Aquel viento huracanado aconsejaba la suspensión. No se podía torear. Pero eso parece no saberlo el público. Ni tampoco los toreros actuales, que no centraron la lidia en el tendido 4, libre de viento, en el lado opuesto al que siempre eligen los toreros, sumisos al tendido 7, que los quiere ver cerquita para torear. En la tarde del 14 de mayo faltó cabeza, pero no la entrega de los toreros, enfrentados a toros progresivamente listos, a medida que el viento descomponía los engaños.

Pero tan meritoria entrega, sumada al imperfecto toreo, no daba motivo para el triunfo. Era necesario un grado más, asumir a vida o muerte el papel del héroe. Eso fue lo que entendió e hizo Jimenez-Fortes en sus dos toros. No sólo por recibirlos a porta gayola y luego dar todas las ventajas a los toros, en todos los lances, en todos los pases. Sino por atravesar, gracias a un valor inhumano, esa frontera que lleva al territorio donde viven, o mueren, los héroes. En su primer toro salió indemne del trance, de unas bernadinas cambiadas en los medios, que le valieron una oreja. Se preguntarán ustedes, ¿una oreja en Madrid por unas bernadinas? Imaginen cómo serían. Yo, por supuesto, pedí la oreja.

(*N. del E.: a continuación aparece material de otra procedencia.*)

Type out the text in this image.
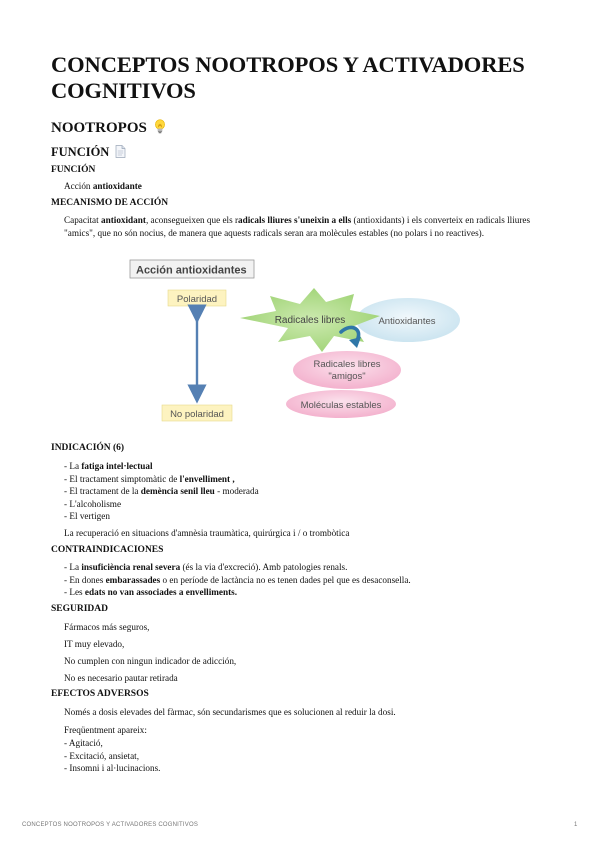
CONCEPTOS NOOTROPOS Y ACTIVADORES COGNITIVOS
NOOTROPOS
FUNCIÓN
FUNCIÓN

Acción antioxidante

MECANISMO DE ACCIÓN

Capacitat antioxidant, aconsegueixen que els radicals lliures s'uneixin a ells (antioxidants) i els converteix en radicals lliures "amics", que no són nocius, de manera que aquests radicals seran ara molècules estables (no polars i no reactives).

Acción antioxidantes
Polaridad
No polaridad
Antioxidantes
Radicales libres
Radicales libres
"amigos"
Moléculas estables
INDICACIÓN (6)
- La fatiga intel·lectual
- El tractament simptomàtic de l'envelliment ,
- El tractament de la demència senil lleu - moderada
- L'alcoholisme
- El vertigen

La recuperació en situacions d'amnèsia traumàtica, quirúrgica i / o trombòtica

CONTRAINDICACIONES
- La insuficiència renal severa (és la via d'excreció). Amb patologies renals.
- En dones embarassades o en període de lactància no es tenen dades pel que es desaconsella.
- Les edats no van associades a envelliments.
SEGURIDAD

Fármacos más seguros,

IT muy elevado,

No cumplen con ningun indicador de adicción,

No es necesario pautar retirada

EFECTOS ADVERSOS

Només a dosis elevades del fàrmac, són secundarismes que es solucionen al reduir la dosi.

Freqüentment apareix:

- Agitació,
- Excitació, ansietat,
- Insomni i al·lucinacions.
CONCEPTOS NOOTROPOS Y ACTIVADORES COGNITIVOS	1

Lástima que la fortuna no quiso salvarle con su segundo toro, el cual le cogió no porque el torero hiciera las cosas mal, sino porque los toros tienen a veces la costumbre de coger a los toreros. Por suerte, después de la primera impresión, parece que la cornada no es tan grave.

Ayer Talavante, hoy Jiménez-Fortes y mañana Perera. La Feria de San Isidro se ha puesto al rojo vivo.